BRANCHES everywhere. Plans are afoot, UK-wide, to force home-owners to have the trees in their gardens safety-inspected, lest they topple and hurt people or vehicles.
The British Standards Institute, in their Mugabe fatigues, want all trees to be checked out once every three years and once every five years by an arboriculturist (he'll check your cholesterol while he's at it). And that's an order.
Estimated mini
mum cost of a professional tree inspection, 70 quid. The BSI, urging you to stop foaming at the mouth, stress they are putting safety first.
Six people a year are killed by toppling trees. The probability of death by tree is a million to one, so next time you're in Princes Street Gardens or the Botanics, quaffing a can of Special lager, take a calculator.
Or see your local tree surgeon. You might get it on the National Health. Ignore the BSI's warning and you could be hanged for high treeson.
Disorderly queue As Edinburgh slips benevolently into its season of free entertainment, a reminder that the women who ate Scotland (and are planning to have Wales and Ireland for seconds) can be seen juddering along Princes Street any day of the week. An entertainment in themselves.

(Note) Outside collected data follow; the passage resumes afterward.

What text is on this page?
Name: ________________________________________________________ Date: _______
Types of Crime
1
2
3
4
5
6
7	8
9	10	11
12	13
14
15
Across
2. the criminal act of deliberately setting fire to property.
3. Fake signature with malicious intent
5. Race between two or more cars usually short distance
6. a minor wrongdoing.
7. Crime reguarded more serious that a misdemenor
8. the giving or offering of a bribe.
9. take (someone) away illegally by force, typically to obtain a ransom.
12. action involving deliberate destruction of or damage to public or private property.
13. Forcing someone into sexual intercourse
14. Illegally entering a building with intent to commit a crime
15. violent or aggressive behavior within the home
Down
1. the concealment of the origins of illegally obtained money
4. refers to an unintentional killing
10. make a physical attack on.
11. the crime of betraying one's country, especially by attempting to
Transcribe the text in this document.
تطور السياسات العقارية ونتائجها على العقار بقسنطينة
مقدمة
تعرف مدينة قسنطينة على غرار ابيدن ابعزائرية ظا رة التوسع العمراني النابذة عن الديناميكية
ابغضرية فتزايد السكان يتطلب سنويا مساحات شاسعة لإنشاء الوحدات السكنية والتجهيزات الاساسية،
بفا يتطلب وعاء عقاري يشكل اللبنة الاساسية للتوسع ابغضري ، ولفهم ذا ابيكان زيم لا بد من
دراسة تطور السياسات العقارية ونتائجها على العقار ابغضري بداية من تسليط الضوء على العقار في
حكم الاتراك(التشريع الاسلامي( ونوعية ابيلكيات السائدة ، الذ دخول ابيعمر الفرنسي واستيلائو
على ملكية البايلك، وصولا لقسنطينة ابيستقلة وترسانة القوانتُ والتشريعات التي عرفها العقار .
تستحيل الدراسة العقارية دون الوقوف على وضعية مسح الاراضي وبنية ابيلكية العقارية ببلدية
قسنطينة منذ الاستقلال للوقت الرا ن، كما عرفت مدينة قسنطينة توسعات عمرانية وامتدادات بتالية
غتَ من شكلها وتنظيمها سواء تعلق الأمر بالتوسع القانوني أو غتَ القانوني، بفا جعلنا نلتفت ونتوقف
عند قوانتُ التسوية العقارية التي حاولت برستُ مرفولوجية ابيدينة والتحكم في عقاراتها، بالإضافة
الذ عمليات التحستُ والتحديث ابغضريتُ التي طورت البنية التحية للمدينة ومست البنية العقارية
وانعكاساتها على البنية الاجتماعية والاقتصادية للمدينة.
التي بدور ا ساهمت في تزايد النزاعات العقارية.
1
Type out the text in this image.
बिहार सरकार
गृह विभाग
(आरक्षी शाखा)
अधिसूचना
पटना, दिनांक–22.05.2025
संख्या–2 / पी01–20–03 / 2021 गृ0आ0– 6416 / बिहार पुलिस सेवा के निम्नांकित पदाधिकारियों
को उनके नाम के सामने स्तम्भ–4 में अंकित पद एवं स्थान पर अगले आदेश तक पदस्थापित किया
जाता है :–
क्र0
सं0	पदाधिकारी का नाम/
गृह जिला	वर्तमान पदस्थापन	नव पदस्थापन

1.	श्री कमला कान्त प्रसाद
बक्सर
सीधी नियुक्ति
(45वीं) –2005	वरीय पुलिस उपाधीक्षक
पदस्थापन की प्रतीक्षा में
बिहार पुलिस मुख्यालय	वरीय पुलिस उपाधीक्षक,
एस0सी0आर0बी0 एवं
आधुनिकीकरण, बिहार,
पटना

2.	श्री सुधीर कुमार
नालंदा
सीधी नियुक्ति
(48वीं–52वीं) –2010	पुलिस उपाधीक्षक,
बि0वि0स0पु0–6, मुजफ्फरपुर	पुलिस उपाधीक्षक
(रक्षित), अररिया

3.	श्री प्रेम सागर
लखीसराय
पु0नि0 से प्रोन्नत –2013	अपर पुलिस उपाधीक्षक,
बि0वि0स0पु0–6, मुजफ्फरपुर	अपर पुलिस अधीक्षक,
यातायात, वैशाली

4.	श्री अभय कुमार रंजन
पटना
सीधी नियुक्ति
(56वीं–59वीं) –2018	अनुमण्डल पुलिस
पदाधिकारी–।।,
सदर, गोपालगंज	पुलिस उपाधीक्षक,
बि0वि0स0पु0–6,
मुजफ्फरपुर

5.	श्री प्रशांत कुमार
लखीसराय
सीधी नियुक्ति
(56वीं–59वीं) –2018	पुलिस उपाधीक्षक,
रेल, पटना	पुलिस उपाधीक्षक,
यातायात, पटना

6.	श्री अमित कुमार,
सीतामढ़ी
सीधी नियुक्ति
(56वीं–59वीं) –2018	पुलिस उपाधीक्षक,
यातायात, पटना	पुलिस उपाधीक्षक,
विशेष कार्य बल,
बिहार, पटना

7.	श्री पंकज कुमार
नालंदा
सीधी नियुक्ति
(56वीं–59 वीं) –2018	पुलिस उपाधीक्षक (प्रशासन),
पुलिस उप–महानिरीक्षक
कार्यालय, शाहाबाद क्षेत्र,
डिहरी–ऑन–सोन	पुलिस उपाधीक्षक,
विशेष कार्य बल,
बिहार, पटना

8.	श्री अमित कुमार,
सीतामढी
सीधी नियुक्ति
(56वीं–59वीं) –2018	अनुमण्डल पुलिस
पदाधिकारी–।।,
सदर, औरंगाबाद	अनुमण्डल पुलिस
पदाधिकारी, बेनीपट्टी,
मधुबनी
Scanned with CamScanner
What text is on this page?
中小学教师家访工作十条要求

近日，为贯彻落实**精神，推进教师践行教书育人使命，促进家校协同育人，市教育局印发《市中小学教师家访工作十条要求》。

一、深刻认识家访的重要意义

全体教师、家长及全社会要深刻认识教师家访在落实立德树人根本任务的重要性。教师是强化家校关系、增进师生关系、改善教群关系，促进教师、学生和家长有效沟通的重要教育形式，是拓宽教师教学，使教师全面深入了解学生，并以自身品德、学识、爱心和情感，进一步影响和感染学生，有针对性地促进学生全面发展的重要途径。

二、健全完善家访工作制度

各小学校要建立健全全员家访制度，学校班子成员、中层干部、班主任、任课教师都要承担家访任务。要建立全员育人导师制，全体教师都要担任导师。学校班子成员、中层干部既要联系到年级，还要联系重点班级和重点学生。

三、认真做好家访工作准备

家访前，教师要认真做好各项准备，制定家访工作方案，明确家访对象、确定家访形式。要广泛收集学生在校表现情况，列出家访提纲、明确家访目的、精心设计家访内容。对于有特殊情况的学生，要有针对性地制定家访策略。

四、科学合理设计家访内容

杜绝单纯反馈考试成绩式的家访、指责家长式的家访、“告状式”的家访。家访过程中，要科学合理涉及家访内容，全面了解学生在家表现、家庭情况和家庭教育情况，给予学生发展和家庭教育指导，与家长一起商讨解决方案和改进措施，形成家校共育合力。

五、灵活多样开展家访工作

You weren't aware that 80,000 souls in Scotland suffer from eating disorders. What does all this have to do with the price of pork sausages in Tesco, you're asking?
An unholy row Here's somebody who evidently is not overenthusiastic about what emanates from the Vatican. It's Susan Sarandon, preaching: "This particular Pope is not one of my favourites. I am pretty suspicious of him and my only message to him is that he should become more compassionate and more involved in what the world needs now, instead of his archaic kind of outdated misogynist infrastructure the Church has going now."
Afterwords . . . . from kd lang, due at the Festival Theatre on July 30: "Life is so impermanent that it's not about somebody else or things around me, it's about knowing you are completely alone in the world and being content inside." I know the feeling.